Paradoxically, shipping something outside of normal work can be energizing. The last week-long hackathon I ran had a hard start at 9am and hard stop at 5pm. I told people go home if I saw them working late. The demos at the end of the week were really great! The attendees made excellent choices on what to focus on given the time constraints. The following week they were able to go back to what they were working on, energized from the creative flow the temporary break allowed rather than burned out from a week of crunch.

An effective constraint is a randomly-selected theme. Ludum Dare announces its theme right at the start of the 48 hour period. Adherence to the theme is a scoring metric for submitted games. Themes tend to have a maddeningly vague yet constrictive feel. The last few have been “The more you have, the worse it is”, “Running out of Power”, “A Small World”, “One Room”, “Ancient Technology” and so on. Use of this constraint discourages prework: the games which tend to do well typically have interesting takes on the theme which are integrated in a deep way.

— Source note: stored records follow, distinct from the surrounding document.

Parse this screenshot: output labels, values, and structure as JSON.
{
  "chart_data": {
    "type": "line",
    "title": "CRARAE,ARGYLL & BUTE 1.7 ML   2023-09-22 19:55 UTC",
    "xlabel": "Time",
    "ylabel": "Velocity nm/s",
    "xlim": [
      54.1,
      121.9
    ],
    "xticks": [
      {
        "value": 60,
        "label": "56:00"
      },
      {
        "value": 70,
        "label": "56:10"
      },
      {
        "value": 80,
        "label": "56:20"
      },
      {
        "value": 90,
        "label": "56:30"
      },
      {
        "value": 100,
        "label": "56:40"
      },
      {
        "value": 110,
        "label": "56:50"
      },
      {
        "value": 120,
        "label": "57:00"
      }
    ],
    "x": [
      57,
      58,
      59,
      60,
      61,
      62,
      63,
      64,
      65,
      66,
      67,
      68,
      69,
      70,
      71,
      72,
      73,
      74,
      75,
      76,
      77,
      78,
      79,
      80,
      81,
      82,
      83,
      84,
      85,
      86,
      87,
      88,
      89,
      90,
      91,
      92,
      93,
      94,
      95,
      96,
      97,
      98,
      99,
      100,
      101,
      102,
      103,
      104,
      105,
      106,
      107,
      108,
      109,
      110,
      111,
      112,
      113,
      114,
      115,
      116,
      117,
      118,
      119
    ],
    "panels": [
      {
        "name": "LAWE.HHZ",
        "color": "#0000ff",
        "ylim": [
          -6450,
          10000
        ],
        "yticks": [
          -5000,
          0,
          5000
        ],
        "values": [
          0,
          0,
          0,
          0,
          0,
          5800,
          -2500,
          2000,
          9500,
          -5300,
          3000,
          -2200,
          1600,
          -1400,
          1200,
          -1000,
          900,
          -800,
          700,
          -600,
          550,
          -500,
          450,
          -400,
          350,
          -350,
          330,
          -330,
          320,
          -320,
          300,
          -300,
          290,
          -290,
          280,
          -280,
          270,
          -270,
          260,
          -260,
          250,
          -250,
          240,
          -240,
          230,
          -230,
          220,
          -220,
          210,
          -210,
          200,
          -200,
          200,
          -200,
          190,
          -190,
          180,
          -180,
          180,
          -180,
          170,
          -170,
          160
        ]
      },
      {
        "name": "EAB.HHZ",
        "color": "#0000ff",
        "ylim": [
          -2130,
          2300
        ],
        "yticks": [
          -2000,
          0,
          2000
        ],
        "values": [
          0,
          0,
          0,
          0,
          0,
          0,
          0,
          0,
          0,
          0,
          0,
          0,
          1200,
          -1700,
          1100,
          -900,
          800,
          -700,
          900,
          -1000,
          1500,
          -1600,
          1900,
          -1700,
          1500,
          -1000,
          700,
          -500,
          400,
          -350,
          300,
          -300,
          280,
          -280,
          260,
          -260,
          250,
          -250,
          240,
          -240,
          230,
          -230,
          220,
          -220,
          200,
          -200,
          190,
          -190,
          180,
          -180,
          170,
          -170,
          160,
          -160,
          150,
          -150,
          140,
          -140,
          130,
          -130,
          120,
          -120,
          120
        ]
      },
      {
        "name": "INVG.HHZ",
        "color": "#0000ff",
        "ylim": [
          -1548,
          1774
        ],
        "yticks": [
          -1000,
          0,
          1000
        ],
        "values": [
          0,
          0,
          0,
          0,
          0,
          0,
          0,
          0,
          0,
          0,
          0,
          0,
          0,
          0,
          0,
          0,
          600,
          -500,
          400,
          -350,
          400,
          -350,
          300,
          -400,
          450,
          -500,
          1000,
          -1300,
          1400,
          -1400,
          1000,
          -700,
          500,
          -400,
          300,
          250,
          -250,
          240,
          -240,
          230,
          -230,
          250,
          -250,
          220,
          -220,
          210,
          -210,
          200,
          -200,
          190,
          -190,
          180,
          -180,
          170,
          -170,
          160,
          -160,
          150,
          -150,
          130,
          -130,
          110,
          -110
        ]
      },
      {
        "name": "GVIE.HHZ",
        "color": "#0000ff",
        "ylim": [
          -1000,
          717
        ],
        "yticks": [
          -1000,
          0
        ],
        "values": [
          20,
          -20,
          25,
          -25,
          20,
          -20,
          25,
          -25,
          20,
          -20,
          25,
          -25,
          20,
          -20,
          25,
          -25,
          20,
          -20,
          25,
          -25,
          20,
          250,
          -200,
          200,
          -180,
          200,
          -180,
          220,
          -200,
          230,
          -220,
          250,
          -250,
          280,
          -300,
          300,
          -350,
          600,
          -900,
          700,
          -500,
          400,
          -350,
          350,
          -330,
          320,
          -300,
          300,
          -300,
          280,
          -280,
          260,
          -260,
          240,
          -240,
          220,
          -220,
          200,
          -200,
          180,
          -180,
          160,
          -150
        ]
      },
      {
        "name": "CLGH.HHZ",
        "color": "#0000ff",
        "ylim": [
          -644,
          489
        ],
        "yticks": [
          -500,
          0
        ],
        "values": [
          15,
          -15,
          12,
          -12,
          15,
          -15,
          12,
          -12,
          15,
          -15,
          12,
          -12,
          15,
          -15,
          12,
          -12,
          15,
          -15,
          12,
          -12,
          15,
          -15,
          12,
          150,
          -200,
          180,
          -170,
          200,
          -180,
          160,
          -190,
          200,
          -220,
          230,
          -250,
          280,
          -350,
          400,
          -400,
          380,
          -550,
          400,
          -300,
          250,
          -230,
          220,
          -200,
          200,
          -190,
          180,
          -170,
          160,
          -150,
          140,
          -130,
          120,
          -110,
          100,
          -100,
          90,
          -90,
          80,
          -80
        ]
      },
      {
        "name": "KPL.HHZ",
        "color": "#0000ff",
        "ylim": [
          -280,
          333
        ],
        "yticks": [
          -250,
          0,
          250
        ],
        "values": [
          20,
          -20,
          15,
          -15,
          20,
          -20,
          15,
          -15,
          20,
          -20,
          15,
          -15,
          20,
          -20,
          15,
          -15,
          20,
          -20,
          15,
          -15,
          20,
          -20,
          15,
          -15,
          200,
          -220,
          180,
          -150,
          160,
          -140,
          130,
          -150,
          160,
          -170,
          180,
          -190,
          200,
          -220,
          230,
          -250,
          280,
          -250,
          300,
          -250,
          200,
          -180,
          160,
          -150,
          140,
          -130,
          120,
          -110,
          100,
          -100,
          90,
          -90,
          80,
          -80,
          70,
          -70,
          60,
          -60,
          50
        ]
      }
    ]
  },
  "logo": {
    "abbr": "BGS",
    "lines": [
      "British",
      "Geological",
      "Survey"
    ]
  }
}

When unconstrained, I find myself working on projects which have been bugging me for a while—fixit tasks rather than innovative things. I tend to pick the first thing which I might have wanted to do for a while. But I tend to feel more creative during Ludum Dare. Originally I thought this was just because games were creative endeavors but this wonderful talk on the subject of creativity by John Cleese hypothesizes that creative people may simply linger on problems longer. They play with many solutions before accepting one. This playfulness is eliminated when people work on pet projects they’ve scoped out long in advance, or simply pick something off of the backlog to work on. So Ludum Dare’s theme forces me to consider multiple ideas which match the theme. At the start of LD I budget no less than an hour (2% of the total time!) to brainstorm before writing any code. Sometimes the second, third, or fourth idea winds up being the best.

In summary, I’m very positive on the beneficial effects a well-run hackathon can bring. Perspective, demos, and a chance to practice infrequently used skills. (Just make sure the test server is working!)